On 8 September 2015 the Moscow City Court upheld the decision of the District Court. The decision stated, inter alia , the following:

“... the court notes that the applicant has relatives in the Russian Federation, that he intends to register his marriage with a Russian national, that he [currently] studies at a higher education institution and participates in organisations providing social assistance to invalids. [However], these facts do not lead to unconditional recognition that the exclusion order violates his right to respect for his personal and family life ... as the relevant decision was taken considering the threat presented by the applicant ’ s crime to the public ...”

The court also stated that the classification of the applicant ’ s crime by the first-instance court as being “especially grave” had indeed been incorrect owing to a clerical error and that it should have been classified as “moderately grave”. However, that fact had had no bearing on the applicant ’ s case.

On 28 October 2015 the applicant lodged a cassation appeal against the decision of the Moscow City Court. Referring to the case-law of the European Court of Human Rights, the applicant stressed that the exclusion order had been issued without any regard to his family life in Russia and that the domestic courts had failed to examine his arguments concerning a violation of his right under Article 8 of the Convention. In particular, he stated that the crime he had been convicted of had been of moderate gravity, that he had lived permanently in Russia since 1991, that he had obtained his university degree in Moscow, that he spoke fluent Russian, and that he was the head of a company in Moscow where he also had real estate. Furthermore, the applicant pointed out that prior to his conviction he had had no record of criminal or administrative violations and that there had been no evidence that he would pose a threat to society when he was released from prison. He further stressed that all the members of his family, that is Ms Anokhina and his daughters, were Russian citizens, that he had had an ongoing family life since 1995 and that Ms Anokhina and his two daughters maintained regular contact with him in prison by visiting him, making regular telephone calls and exchanging letters frequently. Lastly, the applicant pointed out that his family members were unable to relocate to India as Ms Anokhina had a permanent job in Russia, both daughters went to school there and none of them spoke the main language needed to reside in India. The applicant argued that the courts of first and second instance had not taken all of the above factors into account when upholding the exclusion order and had based their conclusions only on the fact that he had a criminal record.

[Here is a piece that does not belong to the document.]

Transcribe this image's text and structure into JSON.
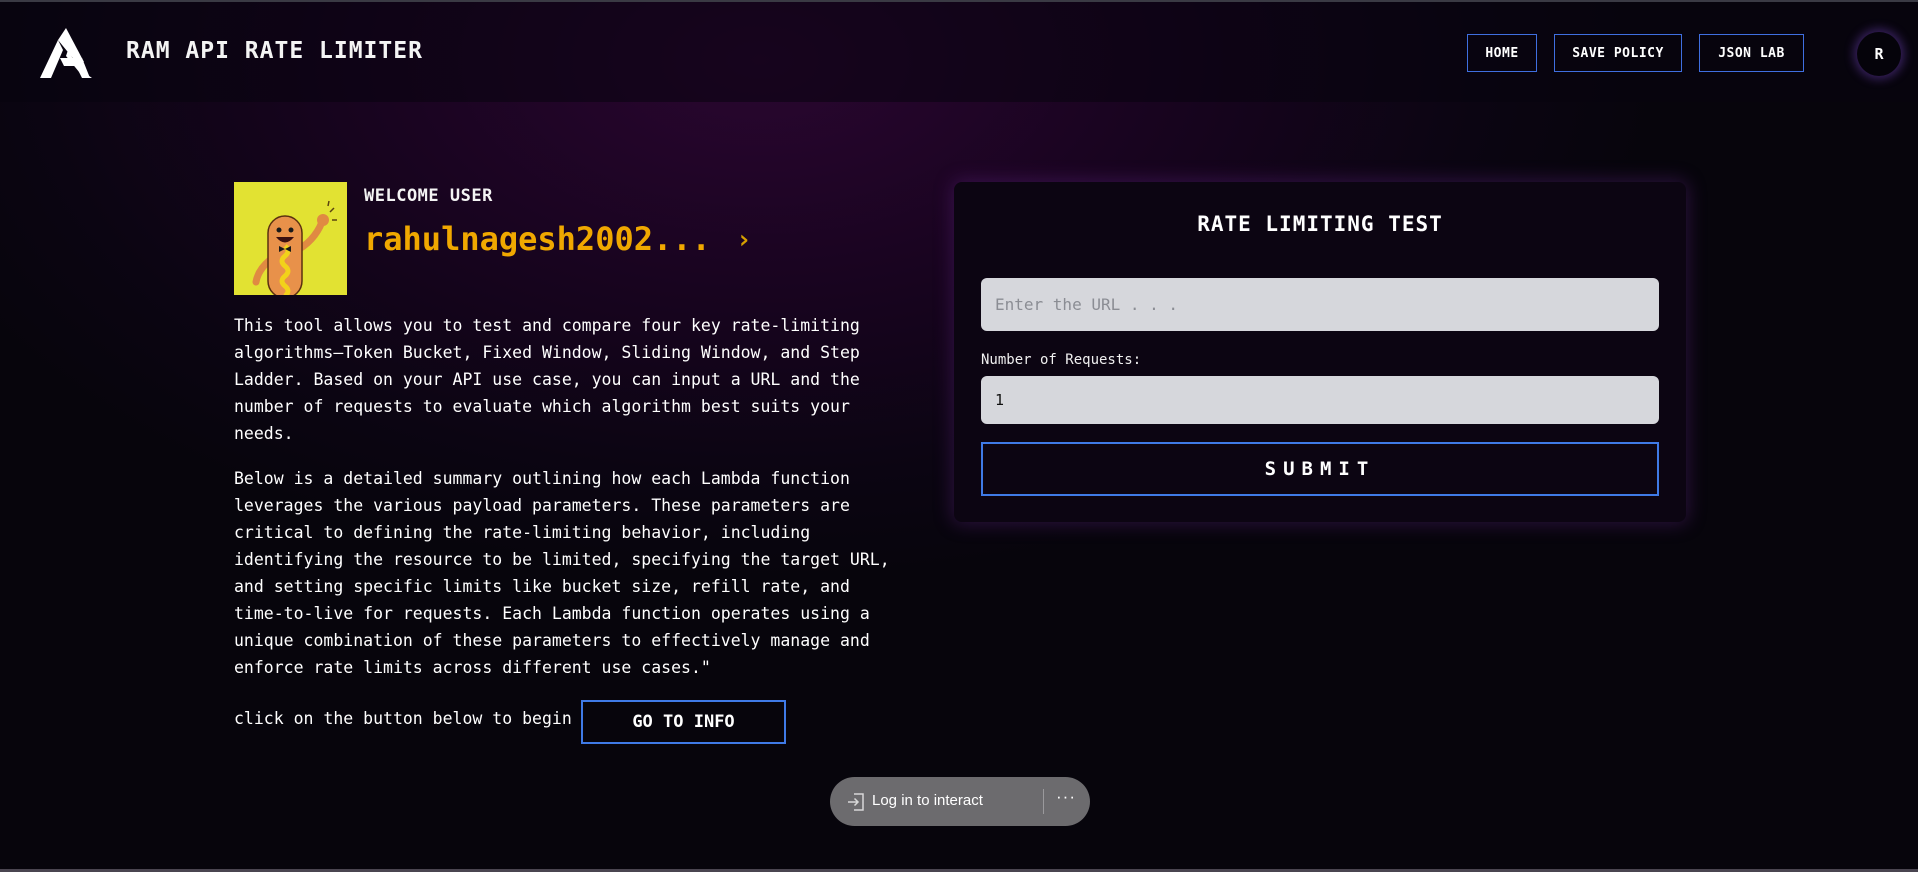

On 16 November 2015 the Moscow City Court took up the cassation appeal and dismissed it by refusing to examine it further on the merits. The court stated, inter alia , that the exclusion order had been issued in full compliance with the domestic legislation and that the applicant ’ s arguments concerning an alleged violation of his right to respect for his family life were unsubstantiated.

B. Relevant domestic law

For the relevant domestic law and practice see Gablishvili v. Russia (no. 39428/12, §§ 33-37, 26 June 2014), and Muradeli v. Russia (no. 72780/12, §§ 45-55, 9 April 2015).

COMPLAINT

The applicant complains under Article 8 of the Convention that the exclusion order issued against him following his conviction on criminal charges is unlawful and arbitrary and violates his right to respect for family life.

QUESTIONS TO THE PARTIES

1. What was the scope of review of the domestic courts which examined the applicant ’ s appeal against the exclusion order? Did the courts carry out a balancing exercise between the need to maintain public order and the applicant ’ s right to respect for his private and family life?

2. Did the exclusion order constitute an interference with the applicant ’ s right to respect for his private and family life within the meaning of Article 8 § 1 of the Convention? If so, was that interference in accordance with the law and necessary in terms of Article 8 § 2 of the Convention (see Üner v. the Netherlands [GC], no. 46410/99, §§ 54-60, ECHR 2006-XII, and Jeunesse v. the Netherlands [GC], no 12738/10, §§ 106-09, 3 October 2014)?